Probably more likely 4780 will struggle to compete with the GTX260 and the GTX280 will sell for extortionate prices, only hope for lowing prices is the 4780X2 which will probably be a little faster than the GTX280 but more expensive.

Or at least that’s what my crystal ball is telling me. :p
 
No dual core... Single GPU!

4870 and 4850 (RV770) will be competing with G92b and unless nVIDIA alters g92 a lot, or increase its clocks a lot they will offer better performance at that segment.

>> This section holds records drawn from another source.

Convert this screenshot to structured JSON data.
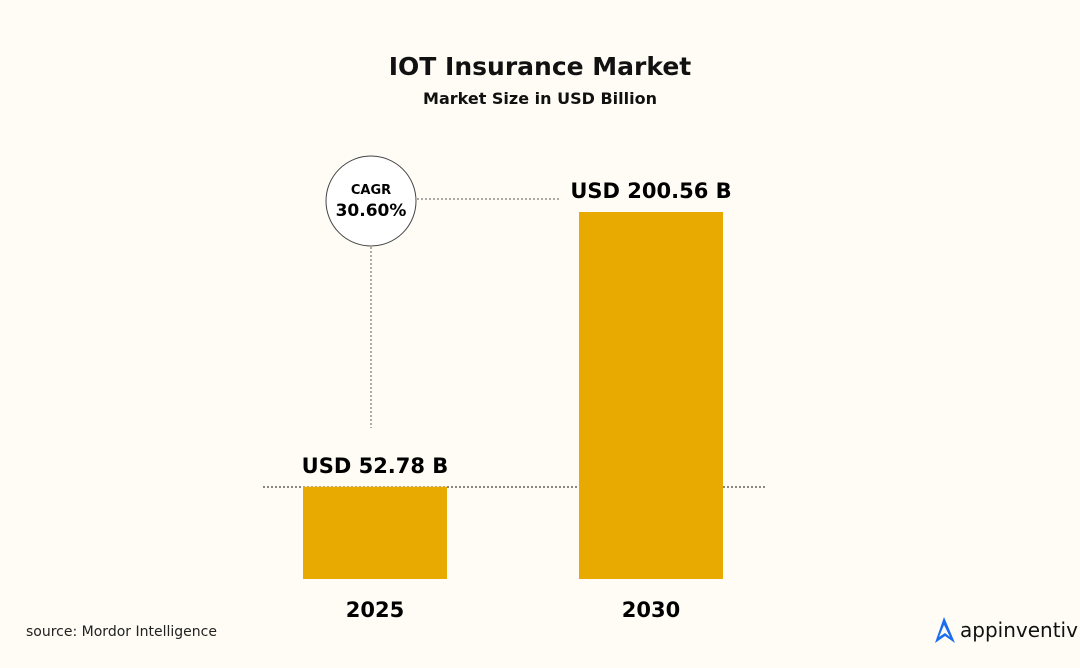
{
  "chart_data": {
    "type": "bar",
    "title": "IOT Insurance Market",
    "subtitle": "Market Size in USD Billion",
    "categories": [
      "2025",
      "2030"
    ],
    "values": [
      52.78,
      200.56
    ],
    "data_labels": [
      "USD 52.78 B",
      "USD 200.56 B"
    ],
    "unit": "USD Billion",
    "bar_color": "#e8aa00",
    "annotation": {
      "label": "CAGR",
      "value": "30.60%"
    },
    "grid": false,
    "legend": "none"
  },
  "source": "source: Mordor Intelligence",
  "logo": {
    "text": "appinventiv",
    "icon": "appinventiv-a-icon",
    "color": "#1a6cf0"
  },
  "background": "#fefcf4"
}
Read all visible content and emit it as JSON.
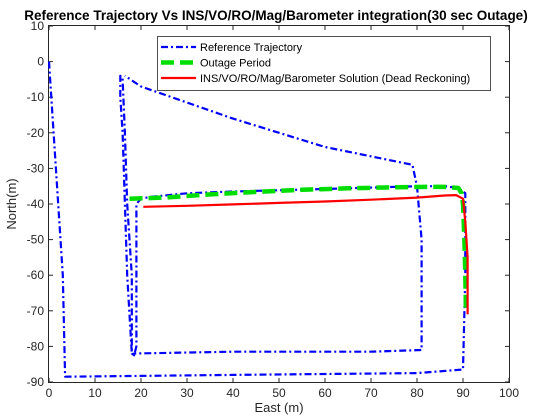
{
  "chart_data": {
    "type": "line",
    "title": "Reference Trajectory Vs INS/VO/RO/Mag/Barometer integration(30 sec Outage)",
    "xlabel": "East (m)",
    "ylabel": "North(m)",
    "xlim": [
      0,
      100
    ],
    "ylim": [
      -90,
      10
    ],
    "xticks": [
      0,
      10,
      20,
      30,
      40,
      50,
      60,
      70,
      80,
      90,
      100
    ],
    "yticks": [
      10,
      0,
      -10,
      -20,
      -30,
      -40,
      -50,
      -60,
      -70,
      -80,
      -90
    ],
    "grid": false,
    "legend_position": "top-right",
    "series": [
      {
        "name": "Reference Trajectory",
        "color": "#0000ff",
        "style": "dash-dot",
        "x": [
          0,
          1,
          2,
          3,
          3.5,
          40,
          80,
          90,
          90.5,
          90.5,
          90.5,
          89,
          86,
          80,
          60,
          40,
          30,
          22,
          20,
          19,
          19,
          19,
          19,
          18.5,
          18,
          17,
          16.5,
          16,
          15.5,
          15.5,
          15.5,
          16,
          16,
          16.5,
          17,
          18,
          18,
          18.5,
          18.5,
          40,
          70,
          81,
          81,
          81,
          80,
          79,
          60,
          40,
          20,
          16.5
        ],
        "y": [
          0,
          -20,
          -40,
          -60,
          -88.5,
          -88,
          -87.5,
          -86.5,
          -60,
          -40,
          -37,
          -35.5,
          -35,
          -35,
          -35.8,
          -36.5,
          -37,
          -38,
          -38.5,
          -40,
          -50,
          -60,
          -80,
          -82.5,
          -82,
          -60,
          -40,
          -20,
          -10,
          -5,
          -4,
          -4.5,
          -5,
          -20,
          -40,
          -60,
          -82,
          -82.5,
          -82,
          -81.5,
          -81.5,
          -81,
          -70,
          -50,
          -35,
          -29,
          -24,
          -16,
          -7,
          -4
        ]
      },
      {
        "name": "Outage Period",
        "color": "#00dd00",
        "style": "dashed",
        "x": [
          17.5,
          25,
          35,
          45,
          55,
          65,
          75,
          82,
          86,
          89,
          89.7,
          90,
          90.3,
          90.5,
          90.6,
          90.6
        ],
        "y": [
          -38.5,
          -38.2,
          -37.3,
          -36.6,
          -36.0,
          -35.6,
          -35.3,
          -35.2,
          -35.2,
          -35.5,
          -37,
          -40,
          -50,
          -60,
          -67,
          -70
        ]
      },
      {
        "name": "INS/VO/RO/Mag/Barometer Solution (Dead Reckoning)",
        "color": "#ff0000",
        "style": "solid",
        "x": [
          20.5,
          30,
          40,
          50,
          60,
          70,
          80,
          86,
          88.5,
          90,
          90.5,
          91,
          91,
          91
        ],
        "y": [
          -40.8,
          -40.5,
          -40.1,
          -39.7,
          -39.3,
          -38.8,
          -38.2,
          -37.6,
          -37.5,
          -38.5,
          -45,
          -55,
          -65,
          -71
        ]
      }
    ]
  }
}
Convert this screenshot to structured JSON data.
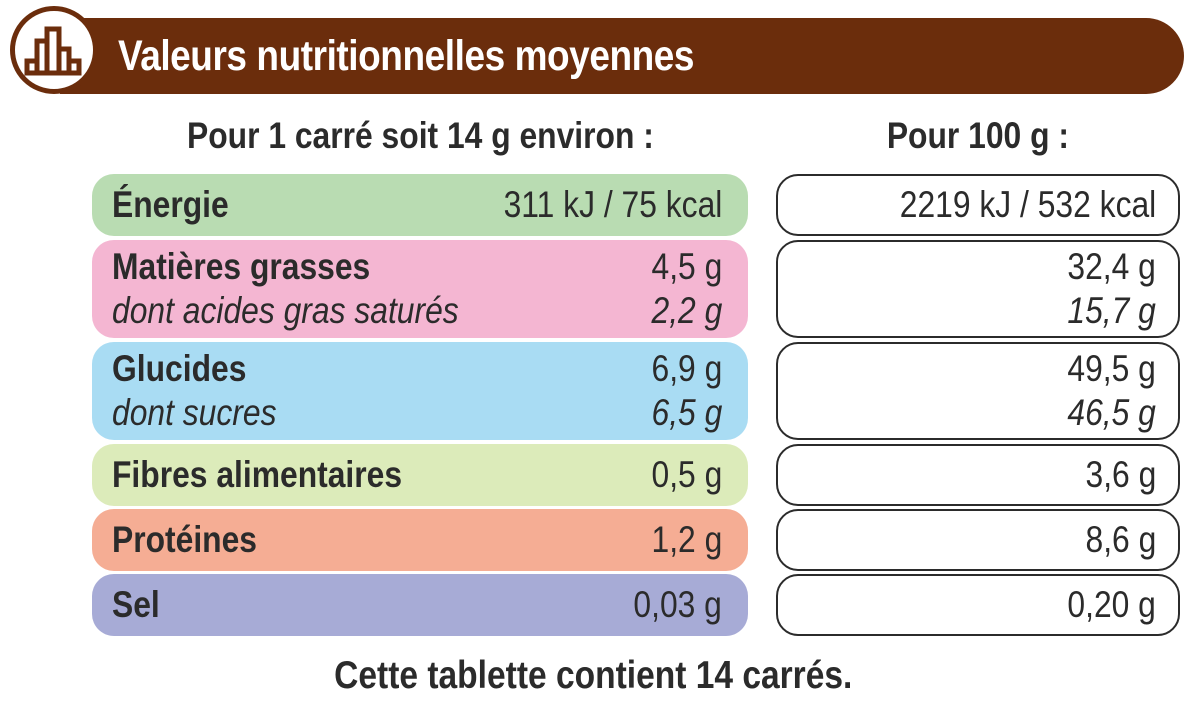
{
  "header": {
    "title": "Valeurs nutritionnelles moyennes",
    "icon": "bar-chart-icon",
    "color": "#6b2d0c"
  },
  "columns": {
    "per_portion": "Pour 1 carré soit 14 g environ :",
    "per_100g": "Pour 100 g :"
  },
  "rows": [
    {
      "label": "Énergie",
      "portion": "311 kJ / 75 kcal",
      "per100": "2219 kJ / 532 kcal",
      "color": "#b9dcb2"
    },
    {
      "label": "Matières grasses",
      "portion": "4,5 g",
      "per100": "32,4 g",
      "sub_label": "dont acides gras saturés",
      "sub_portion": "2,2 g",
      "sub_per100": "15,7 g",
      "color": "#f4b6d2"
    },
    {
      "label": "Glucides",
      "portion": "6,9 g",
      "per100": "49,5 g",
      "sub_label": "dont sucres",
      "sub_portion": "6,5 g",
      "sub_per100": "46,5 g",
      "color": "#a9dcf3"
    },
    {
      "label": "Fibres alimentaires",
      "portion": "0,5 g",
      "per100": "3,6 g",
      "color": "#dcebba"
    },
    {
      "label": "Protéines",
      "portion": "1,2 g",
      "per100": "8,6 g",
      "color": "#f5ad94"
    },
    {
      "label": "Sel",
      "portion": "0,03 g",
      "per100": "0,20 g",
      "color": "#a7abd6"
    }
  ],
  "footer": "Cette tablette contient 14 carrés."
}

R700 is the wild card, as it is rumoured that it will be priced in the high end market sector. Maybe ATi found a way to make dual gpus work effectively.
 
Thing is if nvidia don't price competively with there high end people may just buy 2 4870s or maybe 4850s which may work out faster than there top end for much cheaper. I know its using 2 cards instead of 1 but if you can get 2 for say 260 instead of 1 at 390 then i know where my money would be going.
 
Thing is if nvidia don't price competively with there high end people may just buy 2 4870s or maybe 4850s which may work out faster than there top end for much cheaper. I know its using 2 cards instead of 1 but if you can get 2 for say 260 instead of 1 at 390 then i know where my money would be going.

Nah - I've had my fill of multi-card solutions. Even if they can 'win' in average-FPS benchmarks at high res, in a majority of games, there are too many caveats.

For example, with nvidia's SLI in AFR mode (by far the most common implementation as it is the most efficient in terms of raw FPS), frames are not output uniformly. This means that 60fps in AFR mode does not appear as smooth as 60fps with a single card, since it is the maximum time between frames which the eye picks up, rather than the total FPS output.

I would go for the single card solution every time, even if it were more expensive.
 
^On a related note, maybe it's time we moved away from FPS and looked at frametime instead. As you have alluded to in your post, just because you have 60 frames being rendered in a second, it doesn't mean to say that they are evenly distributed (every 16.666...ms). The reality may be that we have 45 frames in the first 500ms (equivalent to 90fps) and 15 frames in the next 500ms (equivalent to 30fps). 1 second can be a long time in a fastpaced action game, and by averaging our measurement out over a second we are disguising the biggest peaks and troughs. I think some games/benchmarks translate derive FPS from frametime on a per frame basis which is OK, but not all.

The holy grail of gaming is acheiving a maximum frametime (for any frame, not just an average) which is lower than the monitor refresh period (around 13ms for a 75hz monitor).